她抚摸着自己平坦的小腹,那里似乎还残留着之前急速隆起又复原的奇异触感记忆,嘴角甚至勾起一丝浅淡的、属于胜利者和既得利益者的弧度。

        当一名被固定在生育架上、眼神还残留着最后一丝清明的精灵女子,透过痛苦的泪水,死死盯住观察台上的艾法娜,用尽力气嘶声质问:“艾法娜……公主!为什么?!你是精灵族的希望!你曾是勇者!你怎么能……怎么能助纣为虐,如此对待你的族人?!”

        艾法娜居高临下地回视着那双充满不解与怨恨的眼睛,翡翠色的眸子里只有一片冰封的幽暗。
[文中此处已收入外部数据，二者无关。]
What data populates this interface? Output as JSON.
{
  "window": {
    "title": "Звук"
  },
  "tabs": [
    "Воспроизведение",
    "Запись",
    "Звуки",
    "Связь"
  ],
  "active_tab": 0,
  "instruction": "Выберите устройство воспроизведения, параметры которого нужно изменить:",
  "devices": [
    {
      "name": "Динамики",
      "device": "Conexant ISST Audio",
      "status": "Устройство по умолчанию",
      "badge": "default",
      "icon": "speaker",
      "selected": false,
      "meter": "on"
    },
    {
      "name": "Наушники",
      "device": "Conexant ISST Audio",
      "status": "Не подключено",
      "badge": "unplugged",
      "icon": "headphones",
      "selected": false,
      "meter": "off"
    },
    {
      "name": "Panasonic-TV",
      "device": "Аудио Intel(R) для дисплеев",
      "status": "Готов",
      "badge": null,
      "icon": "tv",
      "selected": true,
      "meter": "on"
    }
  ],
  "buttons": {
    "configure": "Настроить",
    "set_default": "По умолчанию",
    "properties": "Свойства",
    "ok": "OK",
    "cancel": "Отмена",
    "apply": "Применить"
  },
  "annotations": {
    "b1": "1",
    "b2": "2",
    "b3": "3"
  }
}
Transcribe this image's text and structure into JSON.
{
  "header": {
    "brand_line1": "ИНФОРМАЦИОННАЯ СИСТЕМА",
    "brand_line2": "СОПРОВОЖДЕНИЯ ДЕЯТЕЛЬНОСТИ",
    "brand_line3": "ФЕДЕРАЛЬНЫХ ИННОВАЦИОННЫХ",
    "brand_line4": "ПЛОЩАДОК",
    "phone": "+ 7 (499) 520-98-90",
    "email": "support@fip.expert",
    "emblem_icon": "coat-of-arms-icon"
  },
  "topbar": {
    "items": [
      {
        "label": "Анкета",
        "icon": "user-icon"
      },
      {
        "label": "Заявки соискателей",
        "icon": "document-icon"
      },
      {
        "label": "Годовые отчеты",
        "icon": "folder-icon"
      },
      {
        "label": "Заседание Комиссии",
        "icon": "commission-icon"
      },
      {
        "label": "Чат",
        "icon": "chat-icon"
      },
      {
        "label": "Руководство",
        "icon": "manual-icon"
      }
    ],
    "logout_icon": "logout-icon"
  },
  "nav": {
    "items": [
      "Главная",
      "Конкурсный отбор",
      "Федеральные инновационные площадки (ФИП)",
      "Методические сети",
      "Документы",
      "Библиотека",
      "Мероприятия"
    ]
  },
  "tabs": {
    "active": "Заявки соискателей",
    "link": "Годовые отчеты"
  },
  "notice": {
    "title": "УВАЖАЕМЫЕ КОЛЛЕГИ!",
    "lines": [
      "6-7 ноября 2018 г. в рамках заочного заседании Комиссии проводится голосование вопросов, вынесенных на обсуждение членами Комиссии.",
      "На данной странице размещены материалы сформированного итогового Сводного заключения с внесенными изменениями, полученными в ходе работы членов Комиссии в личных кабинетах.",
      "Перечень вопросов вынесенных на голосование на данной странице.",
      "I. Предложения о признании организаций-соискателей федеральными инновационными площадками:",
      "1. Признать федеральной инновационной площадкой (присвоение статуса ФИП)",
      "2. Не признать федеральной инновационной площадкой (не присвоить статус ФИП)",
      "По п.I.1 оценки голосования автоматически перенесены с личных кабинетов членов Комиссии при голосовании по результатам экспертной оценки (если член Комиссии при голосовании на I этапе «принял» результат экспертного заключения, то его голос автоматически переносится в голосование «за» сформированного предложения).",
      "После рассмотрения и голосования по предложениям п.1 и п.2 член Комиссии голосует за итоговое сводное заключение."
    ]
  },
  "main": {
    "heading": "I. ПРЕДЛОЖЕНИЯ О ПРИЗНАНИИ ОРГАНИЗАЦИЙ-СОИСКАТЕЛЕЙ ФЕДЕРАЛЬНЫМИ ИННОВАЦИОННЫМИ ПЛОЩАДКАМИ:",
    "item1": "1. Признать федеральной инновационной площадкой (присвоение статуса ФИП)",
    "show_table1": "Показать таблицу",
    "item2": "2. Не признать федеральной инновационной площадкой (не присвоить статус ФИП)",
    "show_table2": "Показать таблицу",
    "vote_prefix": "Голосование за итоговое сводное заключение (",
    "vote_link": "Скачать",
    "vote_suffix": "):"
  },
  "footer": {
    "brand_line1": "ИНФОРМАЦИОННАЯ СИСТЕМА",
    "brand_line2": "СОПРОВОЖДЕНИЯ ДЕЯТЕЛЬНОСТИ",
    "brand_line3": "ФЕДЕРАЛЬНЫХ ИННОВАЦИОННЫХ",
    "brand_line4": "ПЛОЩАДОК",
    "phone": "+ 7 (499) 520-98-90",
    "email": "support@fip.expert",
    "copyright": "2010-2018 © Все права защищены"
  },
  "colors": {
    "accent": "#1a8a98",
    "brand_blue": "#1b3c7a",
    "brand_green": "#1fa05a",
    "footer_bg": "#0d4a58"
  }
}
        她轻轻笑了,笑声里没有温度,只有一种近乎残忍的透彻与讥诮。

        “希望?勇者?”她的声音清晰而平静,回荡在充满痛苦呻吟的苗床室中,“你们,还有光界那些高高在上的神祇,将‘希望’和‘勇者’的名号加诸我身,要求我背负整个世界的命运,去挑战无法战胜的恐怖,去完成不可能的任务。在我挣扎、战斗、看着同伴一个个死去、自己也在无尽的疲惫和绝望中崩溃的时候……”

        她的语调陡然转冷,眼中那冰封的幽暗似乎裂开一道缝隙,露出其下深埋的、曾经真实存在过的痛苦与裂痕。

        “你们在哪呢?”

        “在我最绝望、最痛苦、最需要‘被拯救’的时候,我的‘族人’,我的‘后盾’,你们在哪呢?在安全的森林里祈祷?在坚固的城墙后观望?还是忙着争论谁该为我的‘失败’负责?”

        她向前微微倾身,目光如冰锥般刺向那个质问她的精灵女子,也像是在质问过去那个被责任压垮的自己,质问整个将她推上绝路的光明世界。

        “你们希望我将你们从魔族的‘绝望’中救出。那么,当我陷入比死亡更深的绝望时,谁又来救我?”